[3.0] binding Matrix in custom hlms

Problems building or running the engine, queries about how to use features etc.
psysu
Halfling
Posts: 74
Joined: Tue Jun 01, 2021 7:47 am
x 6

[3.0] binding Matrix in custom hlms

Post by psysu »

Hi, I'm trying to implement a custom unlit hlms. I inherited from the existing Ogre::HlmsUnlit type to create mine.

I reused to code from Ogre::HlmsUnlit for preparePassHash and fillBuffersFor functions.

For my problem, I want bind worldView matrix to the GPU program ,Where should I do that and how ?

I tried to doing it on fillBuffersFor function but I think im doing some kind of alignment mistake. If someone can explain how Ogre is binding worldViewProj Matrix to the GPU program, it'll be really helpful.

Thanks

User avatar
dark_sylinc
OGRE Team Member
OGRE Team Member
Posts: 5436
Joined: Sat Jul 21, 2007 4:55 pm
Location: Buenos Aires, Argentina
x 1343

Re: [3.0] binding Matrix in custom hlms

Post by dark_sylinc »

See the Ogre 2.1+ FAQ for resources on implementing custom Hlms.

The data that is sent every frame for every obj it can be split in multiple parts:

Every frame

Code: Select all

// mat4 worldViewProj
Matrix4 tmp =
    mPreparedPass.viewProjMatrix[mUsingInstancedStereo ? 4u : useIdentityProjection] * worldMat;
memcpy( currentMappedTexBuffer, &tmp, sizeof( Matrix4 ) );
currentMappedTexBuffer += 16;

That fills currentMappedTexBuffer with 16 floats (the 4x4) and advances the pointer.

You can see that HlmsPbs sends both worldViewProj and worldView, so it does this twice.
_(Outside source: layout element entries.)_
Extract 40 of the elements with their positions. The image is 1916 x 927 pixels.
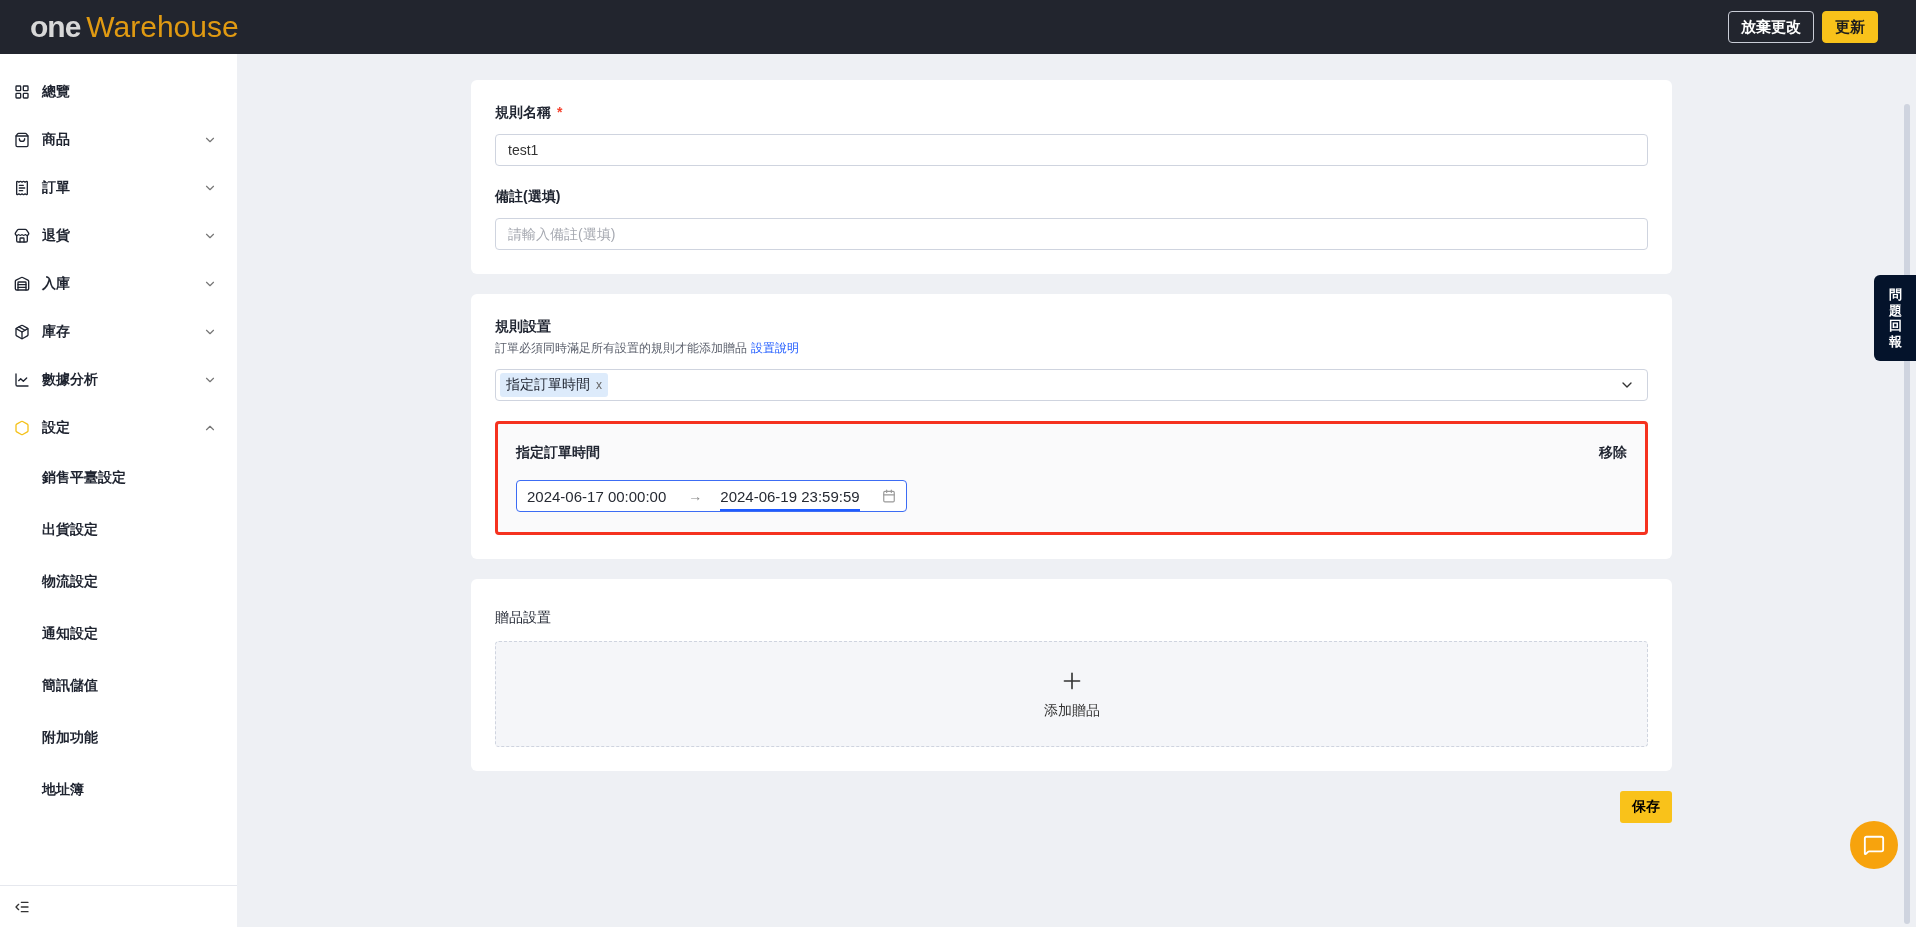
save-button[interactable]: 保存 xyxy=(1620,791,1672,823)
add-gift-area[interactable]: 添加贈品 xyxy=(495,641,1648,747)
sidebar-item[interactable]: 總覽 xyxy=(0,68,237,116)
date-range-picker[interactable]: 2024-06-17 00:00:00 → 2024-06-19 23:59:59 xyxy=(516,480,907,512)
rule-name-field[interactable]: test1 xyxy=(495,134,1648,166)
sidebar-item[interactable]: 退貨 xyxy=(0,212,237,260)
sidebar-item[interactable]: 入庫 xyxy=(0,260,237,308)
rule-select[interactable]: 指定訂單時間 x xyxy=(495,369,1648,401)
help-link[interactable]: 設置說明 xyxy=(751,341,799,355)
sidebar-item[interactable]: 數據分析 xyxy=(0,356,237,404)
calendar-icon xyxy=(882,489,896,503)
hint-text: 訂單必須同時滿足所有設置的規則才能添加贈品 設置說明 xyxy=(495,340,800,357)
sidebar-subitem[interactable]: 簡訊儲值 xyxy=(0,660,237,712)
section-title: 贈品設置 xyxy=(495,609,552,627)
update-button[interactable]: 更新 xyxy=(1822,11,1878,43)
sidebar-subitem[interactable]: 銷售平臺設定 xyxy=(0,452,237,504)
sidebar-item[interactable]: 設定 xyxy=(0,404,237,452)
field-label: 備註(選填) xyxy=(495,188,562,206)
sidebar-item[interactable]: 訂單 xyxy=(0,164,237,212)
sidebar-subitem[interactable]: 出貨設定 xyxy=(0,504,237,556)
rule-tag: 指定訂單時間 x xyxy=(500,373,608,397)
sidebar-subitem[interactable]: 通知設定 xyxy=(0,608,237,660)
sidebar-item[interactable]: 庫存 xyxy=(0,308,237,356)
feedback-tab[interactable]: 問題回報 xyxy=(1874,275,1916,362)
chat-icon xyxy=(1863,834,1885,856)
note-field[interactable]: 請輸入備註(選填) xyxy=(495,218,1648,250)
sidebar-subitem[interactable]: 地址簿 xyxy=(0,764,237,816)
sidebar-subitem[interactable]: 物流設定 xyxy=(0,556,237,608)
field-label: 規則名稱 * xyxy=(495,104,564,122)
section-title: 規則設置 xyxy=(495,318,552,336)
logo: one Warehouse xyxy=(30,10,239,44)
end-date[interactable]: 2024-06-19 23:59:59 xyxy=(720,481,860,511)
sidebar-subitem[interactable]: 附加功能 xyxy=(0,712,237,764)
range-separator: → xyxy=(688,488,703,504)
tag-remove[interactable]: x xyxy=(596,378,602,392)
rule-title: 指定訂單時間 xyxy=(516,444,600,462)
sidebar-item[interactable]: 商品 xyxy=(0,116,237,164)
start-date[interactable]: 2024-06-17 00:00:00 xyxy=(527,481,667,511)
discard-button[interactable]: 放棄更改 xyxy=(1728,11,1814,43)
remove-link[interactable]: 移除 xyxy=(1599,444,1627,462)
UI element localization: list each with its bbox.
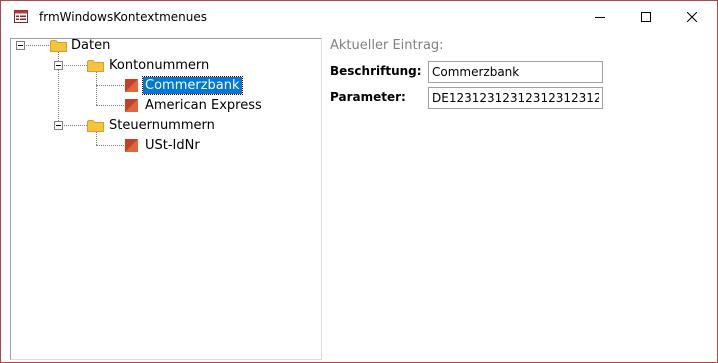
item-icon bbox=[125, 79, 138, 92]
current-entry-heading: Aktueller Eintrag: bbox=[330, 38, 444, 53]
item-icon bbox=[125, 99, 138, 112]
tree-content: Daten Kontonummern Commerzbank American … bbox=[11, 37, 321, 359]
close-icon bbox=[687, 12, 697, 22]
tree-node-daten[interactable]: Daten bbox=[69, 37, 112, 54]
tree-connector bbox=[64, 65, 87, 66]
title-bar[interactable]: frmWindowsKontextmenues bbox=[1, 1, 717, 33]
app-window: frmWindowsKontextmenues Daten Kontonumme… bbox=[0, 0, 718, 363]
tree-node-commerzbank[interactable]: Commerzbank bbox=[142, 76, 243, 95]
parameter-label: Parameter: bbox=[330, 90, 406, 104]
tree-connector bbox=[96, 145, 124, 146]
tree-connector bbox=[96, 105, 124, 106]
collapse-toggle-kontonummern[interactable] bbox=[54, 61, 63, 70]
tree-view[interactable]: Daten Kontonummern Commerzbank American … bbox=[10, 38, 322, 360]
close-button[interactable] bbox=[669, 1, 715, 33]
tree-connector bbox=[64, 125, 87, 126]
tree-connector bbox=[26, 45, 49, 46]
window-title: frmWindowsKontextmenues bbox=[39, 10, 208, 24]
minimize-icon bbox=[595, 17, 605, 18]
folder-icon bbox=[50, 40, 67, 52]
folder-icon bbox=[87, 120, 104, 132]
tree-node-ust-idnr[interactable]: USt-IdNr bbox=[143, 137, 202, 154]
tree-connector bbox=[96, 132, 97, 145]
tree-node-steuernummern[interactable]: Steuernummern bbox=[107, 117, 217, 134]
form-icon bbox=[14, 10, 28, 23]
caption-label: Beschriftung: bbox=[330, 64, 422, 78]
minimize-button[interactable] bbox=[577, 1, 623, 33]
folder-icon bbox=[87, 60, 104, 72]
tree-connector bbox=[96, 85, 124, 86]
parameter-field[interactable] bbox=[428, 87, 603, 109]
maximize-button[interactable] bbox=[623, 1, 669, 33]
tree-connector bbox=[96, 72, 97, 105]
collapse-toggle-daten[interactable] bbox=[16, 41, 25, 50]
collapse-toggle-steuernummern[interactable] bbox=[54, 121, 63, 130]
item-icon bbox=[125, 139, 138, 152]
maximize-icon bbox=[641, 12, 651, 22]
caption-field[interactable] bbox=[428, 61, 603, 83]
tree-node-american-express[interactable]: American Express bbox=[143, 97, 264, 114]
tree-node-kontonummern[interactable]: Kontonummern bbox=[107, 57, 211, 74]
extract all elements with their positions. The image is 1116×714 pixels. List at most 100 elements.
But earlier you can spot this code:

Code: Select all

const size_t minimumTexBufferSize = 16;
bool exceedsTexBuffer = static_cast<size_t>( currentMappedTexBuffer - mStartMappedTexBuffer ) +
                            minimumTexBufferSize >=
                        mCurrentTexBufferSize;

Which anticipates how much data we will be writing. If the buffer is not big enough, it creates a new one (or recycles a discarded one) and maps it.

In your case, since you want to send two matrices instead of 1, you want minimumTexBufferSize = 32; instead of 16.

Binding

This is handled by rebindTexBuffer( commandBuffer ); or mapNextTexBuffer( ... ).

The binding slot is hardcoded to slot R0 (t0 in HLSL, SSBO #0 in Vulkan and modern GL, TBO #0 in very old OpenGL HW).

Shader Code

See declarations:

Code: Select all

ReadOnlyBufferF( 0, float4, worldMatBuf ); // GLSL
ReadOnlyBuffer( 0, float4, worldMatBuf ); // HLSL
device const float4 *worldMatBuf [[buffer(TEX_SLOT_START+0)]] // Metal

The macro ReadOnlyBufferF deals declaring the variable for different HW support. Ideally we want to use readonly SSBOs, but when that's not supported, we fallback to TBOs. Additionally, the macro UNPACK_MAT4 uses different code for reading SSBOs and TBOs because the shader syntax is different.

The data is unpacked with a macro:

Code: Select all

float4x4 worldViewProj = UNPACK_MAT4( worldMatBuf, finalDrawId );

Which is the C++ equivalent of doing float4x4 worldViewProj = worldMatBuf[finalDrawId].

Note that Unlit doesn't support skeletal animation, while PBS does. Skeletal animations complicate things because indexing worldMatBuf[idx] is much more intricate (basically idx needs to be sent to another buffer so that shader ends up doing worldMatBuf[perInstanceOffsets[finalDrawId]], conceptually it's simple but from C++ side it becomes ridiculously complex. Unlit is simple because we can assume every object consumes exactly 16 floats, while w/ skeletons each object can consume an arbitrary amount of floats)

Misc

In HlmsUnlit::createShaderCacheEntry OpenGL needs to assign the slot # to the variables, which is named worldMatBuf.

In Vulkan, HlmsUnlit::setupRootLayout needs to tell the RootLayout that DescBindingTypes::ReadOnlyBuffer has at least 1 slot.